Who are these customers? They are the Pentagon, the Israel Defense Forces, and other regimes buying Boeing’s weapons with public money.

To bankroll this war machine, the Trump administration—backed by the Democrats—has launched a historic campaign of social counterrevolution. Trillions are to be slashed from Medicaid, food stamps, public education, and ultimately Social Security.

The greatest obstacle to the development of the strike is not Boeing management but the IAM bureaucracy, which operates not to defend workers but as an extension of the state and corporate management. While president, Biden boasted that the AFL-CIO unions function as “America’s domestic NATO,” critical to suppressing opposition from the working class to war abroad and class war at home.

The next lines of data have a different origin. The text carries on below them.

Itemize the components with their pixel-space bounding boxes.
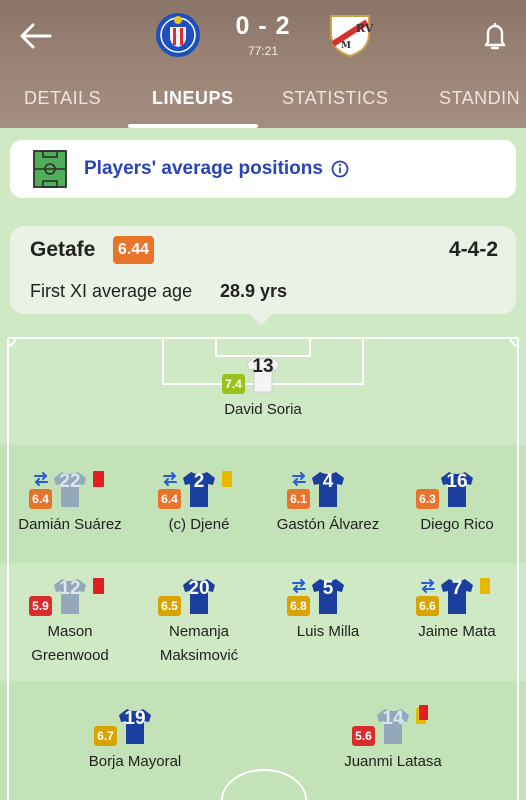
player-name: David Soria: [224, 401, 302, 418]
player-rating-badge: 6.1: [287, 489, 310, 509]
player-luis-milla[interactable]: 5 6.8 Luis Milla: [263, 576, 393, 686]
red-card-icon: [93, 578, 104, 594]
jersey-number: 14: [382, 708, 404, 729]
player-jaime-mata[interactable]: 7 6.6 Jaime Mata: [392, 576, 522, 686]
player-rating-badge: 6.7: [94, 726, 117, 746]
player-mason-greenwood[interactable]: 12 5.9 Mason Greenwood: [5, 576, 135, 686]
average-age-label: First XI average age: [30, 281, 193, 301]
info-icon[interactable]: [331, 160, 349, 178]
substitution-icon: [34, 472, 48, 486]
jersey-number: 2: [193, 471, 205, 492]
player-rating-badge: 6.3: [416, 489, 439, 509]
substitution-icon: [292, 472, 306, 486]
rayo-vallecano-crest-icon[interactable]: RV M: [326, 12, 374, 58]
svg-text:RV: RV: [356, 22, 374, 35]
yellow-card-icon: [480, 578, 490, 594]
match-score: 0 - 2: [235, 12, 291, 40]
player-borja-mayoral[interactable]: 19 6.7 Borja Mayoral: [70, 706, 200, 800]
tab-standings[interactable]: STANDIN: [439, 88, 520, 109]
lineup-pitch: 13 7.4 David Soria 22 6.4 Damián Suárez …: [0, 326, 526, 800]
player-name-line2: Maksimović: [159, 647, 239, 664]
player-name-line1: Nemanja: [168, 623, 230, 640]
tab-statistics[interactable]: STATISTICS: [282, 88, 388, 109]
jersey-number: 20: [188, 578, 210, 599]
jersey-number: 5: [322, 578, 334, 599]
red-card-icon: [93, 471, 104, 487]
player-david-soria[interactable]: 13 7.4 David Soria: [198, 354, 328, 464]
player-rating-badge: 6.6: [416, 596, 439, 616]
substitution-icon: [292, 579, 306, 593]
team-rating-badge: 6.44: [113, 236, 154, 264]
jersey-number: 22: [59, 471, 81, 492]
tab-bar: DETAILS LINEUPS STATISTICS STANDIN: [0, 82, 526, 128]
player-djene[interactable]: 2 6.4 (c) Djené: [134, 469, 264, 579]
player-juanmi-latasa[interactable]: 14 5.6 Juanmi Latasa: [328, 705, 458, 800]
back-arrow-icon[interactable]: [18, 20, 54, 52]
team-summary-card: Getafe 6.44 4-4-2 First XI average age 2…: [10, 226, 516, 314]
jersey-number: 19: [124, 708, 146, 729]
player-diego-rico[interactable]: 16 6.3 Diego Rico: [392, 469, 522, 579]
player-rating-badge: 7.4: [222, 374, 245, 394]
match-clock: 77:21: [247, 44, 279, 58]
player-rating-badge: 6.4: [29, 489, 52, 509]
jersey-number: 7: [451, 578, 463, 599]
jersey-number: 4: [322, 471, 334, 492]
substitution-icon: [163, 472, 177, 486]
yellow-card-icon: [222, 471, 232, 487]
team-formation: 4-4-2: [448, 238, 498, 261]
tab-details[interactable]: DETAILS: [24, 88, 101, 109]
average-positions-card[interactable]: Players' average positions: [10, 140, 516, 198]
tab-lineups[interactable]: LINEUPS: [152, 88, 234, 109]
jersey-number: 13: [252, 356, 274, 377]
player-rating-badge: 5.9: [29, 596, 52, 616]
jersey-number: 12: [59, 578, 81, 599]
team-name: Getafe: [30, 238, 96, 261]
player-name: Juanmi Latasa: [344, 753, 442, 770]
player-rating-badge: 5.6: [352, 726, 375, 746]
player-gaston-alvarez[interactable]: 4 6.1 Gastón Álvarez: [263, 469, 393, 579]
player-name: Borja Mayoral: [88, 753, 182, 770]
player-name: Diego Rico: [420, 516, 494, 533]
player-name: (c) Djené: [168, 516, 230, 533]
jersey-number: 16: [446, 471, 468, 492]
player-rating-badge: 6.5: [158, 596, 181, 616]
player-damian-suarez[interactable]: 22 6.4 Damián Suárez: [5, 469, 135, 579]
getafe-crest-icon[interactable]: [155, 12, 201, 58]
average-age-value: 28.9 yrs: [220, 281, 288, 301]
second-yellow-red-card-icon: [419, 705, 428, 720]
player-rating-badge: 6.4: [158, 489, 181, 509]
player-nemanja-maksimovic[interactable]: 20 6.5 Nemanja Maksimović: [134, 576, 264, 686]
match-header: 0 - 2 77:21 RV M DETAILS LINEUPS STATIST…: [0, 0, 526, 128]
substitution-icon: [421, 579, 435, 593]
bell-icon[interactable]: [480, 18, 510, 52]
active-tab-indicator: [128, 124, 258, 128]
player-name: Jaime Mata: [418, 623, 496, 640]
player-name: Luis Milla: [296, 623, 360, 640]
player-rating-badge: 6.8: [287, 596, 310, 616]
svg-text:M: M: [341, 41, 351, 51]
average-positions-title: Players' average positions: [84, 158, 323, 179]
pitch-icon: [33, 150, 67, 188]
player-name: Gastón Álvarez: [276, 516, 380, 533]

This same IAM bureaucracy sabotaged last year’s strike by 30,000 machinists in the Pacific Northwest, paving the way for thousands of layoffs. It is now working behind the scenes to isolate and starve out the current strike.

Boeing management is counting on this. “I wouldn’t worry too much about the implications of the strike,” Ortberg told Wall Street last week. “We’ll manage our way through that.”

To wage a real fight, Boeing workers must break the grip of the IAM apparatus and form independent, democratically controlled rank-and-file strike committees. These committees must outline workers’ demands—an end to tiered wages, immediate top pay, cost-of-living adjustments, expanded paid leave, full retirement—and mobilize support across the working class.

The Boeing strike is part of a growing wave of resistance across the American and international working class. Thousands of GE Aerospace workers face expiring contracts later this month. Postal workers face privatization and job cuts. Teachers from Philadelphia to Los Angeles face school closures and layoffs. Autoworkers face mass firings and unsafe conditions.

Workers in every industry are being told to sacrifice for Wall Street profits and military escalation. The answer must be a coordinated industrial and political counteroffensive, uniting workers across sectors and borders to defend jobs, living standards, and democratic rights.

This requires organizing outside and against the corrupt union bureaucracies through the building of rank-and-file committees in every workplace, linked together through the International Workers Alliance of Rank-and-File Committees (IWA-RFC). These committees must take up the fight not just against individual employers but against the entire capitalist system.

Mass demonstrations against the genocide and expanding wars are absolutely necessary, but they cannot stop the warmongers on their own. The Boeing strike reveals what social force is capable of shutting down the war machine and preventing a nuclear holocaust: the international working class. This includes the 300,000 workers involved directly in the production of arms and other military equipment in the US.

Instead of squandering society’s resources on destruction, the working class must fight to convert the military-industrial complex into a socially useful industry, producing housing, public transit, medical equipment, and renewable energy infrastructure.

This requires taking Boeing and all major defense contractors into public ownership under workers’ control, as part of the socialist reorganization of society on an international scale.

The class struggle at Boeing is a key front in the battle between war and socialism, between capitalist barbarism and human progress. The way forward is the path of international working class unity, political independence, and socialist revolution.